ECLI:NL:RBDHA:2025:8440

Rechtbank Den Haag

Datum uitspraak
16 april 2025
Publicatiedatum
14 mei 2025
Zaaknummer
NL25.19470
Instantie
Rechtbank Den Haag
Type
Uitspraak
Procedures
  • Eerste aanleg - enkelvoudig
Rechters
Vindplaatsen
  • Rechtspraak.nl
AI samenvatting door LexboostAutomatisch gegenereerd

Beoordeling van het beroep tegen de maatregel van bewaring en verzoek om schadevergoeding in het vreemdelingenrecht

In deze uitspraak van de Rechtbank Den Haag, enkelvoudige kamer, wordt het beroep van eiser tegen de voortduren van de aan hem opgelegde maatregel van bewaring beoordeeld. De maatregel van bewaring is opgelegd op 27 februari 2025 en eerder getoetst in een uitspraak van 20 maart 2025. Verweerder heeft op 24 maart 2025 de maatregel opgeheven, omdat eiser zijn asielaanvraag heeft ingetrokken. De rechtbank heeft het vooronderzoek op 14 april 2025 gesloten en bepaald dat de zaak niet op zitting wordt behandeld.

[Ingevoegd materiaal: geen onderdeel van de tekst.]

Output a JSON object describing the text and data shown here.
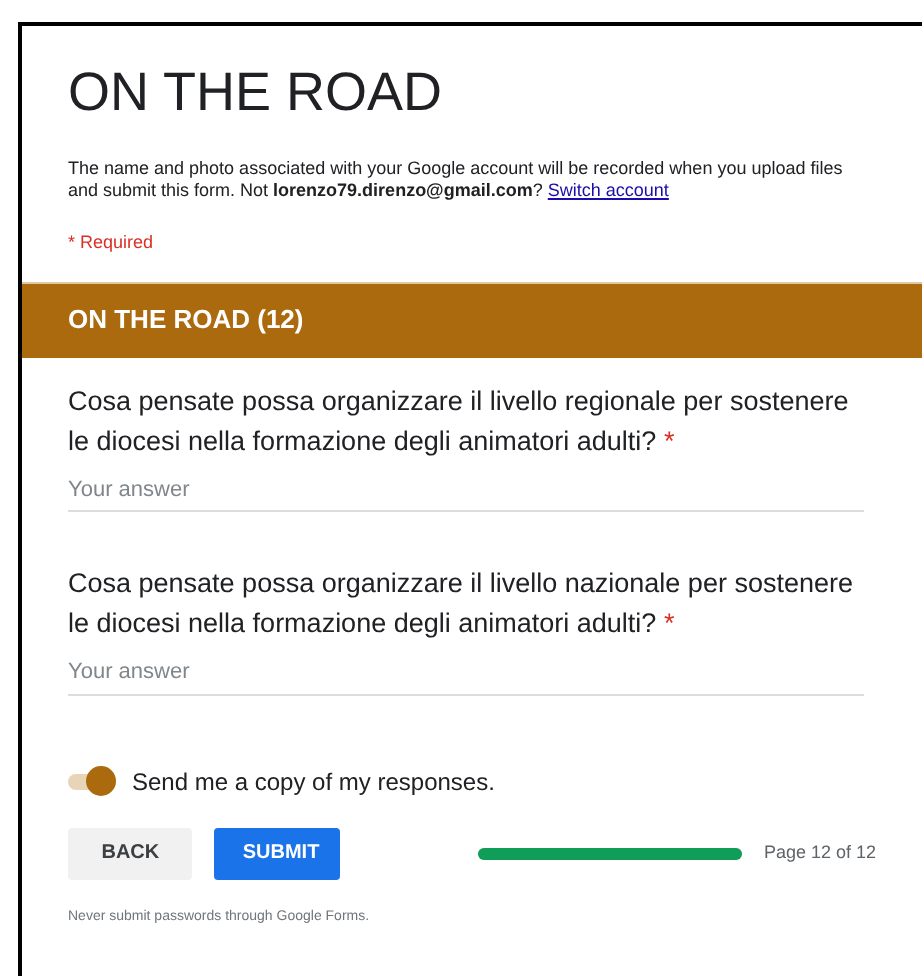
{
  "form": {
    "title": "ON THE ROAD",
    "notice": "The name and photo associated with your Google account will be recorded when you upload files and submit this form. Not **lorenzo79.direnzo@gmail.com**?",
    "switch_link": "Switch account",
    "required_note": "* Required"
  },
  "section": {
    "title": "ON THE ROAD (12)"
  },
  "questions": [
    {
      "text": "Cosa pensate possa organizzare il livello regionale per sostenere le diocesi nella formazione degli animatori adulti?",
      "required_mark": "*",
      "placeholder": "Your answer"
    },
    {
      "text": "Cosa pensate possa organizzare il livello nazionale per sostenere le diocesi nella formazione degli animatori adulti?",
      "required_mark": "*",
      "placeholder": "Your answer"
    }
  ],
  "copy_toggle": {
    "label": "Send me a copy of my responses.",
    "on": true
  },
  "buttons": [
    {
      "label": "BACK",
      "kind": "secondary"
    },
    {
      "label": "SUBMIT",
      "kind": "primary"
    }
  ],
  "progress": {
    "level": 1,
    "label": "Page 12 of 12"
  },
  "footer": "Never submit passwords through Google Forms."
}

De rechtbank beperkt de beoordeling tot de vraag of eiser recht heeft op schadevergoeding, nu de maatregel van bewaring is opgeheven. De rechtbank stelt vast dat de maatregel van bewaring tot het sluiten van het onderzoek op 18 maart 2025 rechtmatig was. Eiser voert aan dat er geen zicht op uitzetting is en dat verweerder onvoldoende voortvarend werkt aan zijn asielaanvraag. De rechtbank oordeelt dat de minister voldoende voortvarend heeft gehandeld en dat de beroepsgronden van eiser niet slagen.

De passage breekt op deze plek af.